James's brother Rody, was an excellent footballer. In the course of his career he togged out for three different counties in senior inter-county competition matches. His first important success was a county championship medal won with Lismore Blackwater Ramblers football club. He was on the Waterford team that lost to Dublin in the All-Ireland final of 1898. In 1901 Rody moved to New Ross because of business commitments. He played with that county while there, and was on the Camblin Rovers team that won the Senior County Championship. The following year he was on the Wexford county football team. Rody again moved due to business commitments. This time he went to Castleisland, Co. Kerry. He played successfully with the Kerry football team between 1902 and 1907.By the time of his retirement from the game he had won two All-Ireland and three Munster titles with Kerry. As well as football Rody was also an excellent oarsman. In 1902 he represented New Ross at the International Rowing Regatta in Cork. He was also an outstanding athlete and won a total 150 Munster high jump and hurdles competitions.
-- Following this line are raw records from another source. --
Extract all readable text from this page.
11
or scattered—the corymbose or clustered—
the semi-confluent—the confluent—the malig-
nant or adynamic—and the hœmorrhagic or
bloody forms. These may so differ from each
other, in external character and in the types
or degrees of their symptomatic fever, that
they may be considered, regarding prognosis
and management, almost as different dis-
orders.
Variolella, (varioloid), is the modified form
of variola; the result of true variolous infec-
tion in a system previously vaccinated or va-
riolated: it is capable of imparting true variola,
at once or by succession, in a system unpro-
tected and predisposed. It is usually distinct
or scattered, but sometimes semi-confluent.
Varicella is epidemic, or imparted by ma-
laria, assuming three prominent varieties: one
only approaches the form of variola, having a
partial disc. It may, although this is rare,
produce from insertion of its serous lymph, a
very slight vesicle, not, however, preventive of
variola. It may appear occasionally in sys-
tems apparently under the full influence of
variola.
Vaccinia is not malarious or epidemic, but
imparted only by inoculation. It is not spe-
The third of the Kirwan brothers died in a fever epidemic in 1898 aged 18 years. However, even by that stage he was recognised for his pole vaulting ability and his all round athleticism.
The fourth Kirwan brother was Percy. He was a stylish hurler and footballer, and represented Waterford in both games on numerous occasions. However it was at athletics that he achieved his greatest success. Among his successes were gold medal wins in the 100m, 200m and long jump competitions during the 1908 Papal Sports Festivals in Rome. In 1910 he went to Britain and won the long jump competition. He again won this title in 1911 and 1912. In Ireland Percy won eight GAA championships and won three I.A.A.A. Irish championship medals in the long jump, the hop, step and jump, the 120 yards hurdles, the 100 yards and 120 yards. In total Percy won nearly 300 trophies over a 20-year period.
Pat was the last of the five Kirwan brothers. He was a capable Gaelic footballer and excelled as a half-miler and took part in walking contests. In 1909, he emigrated to America and later settled in Alaska where he died in 1946.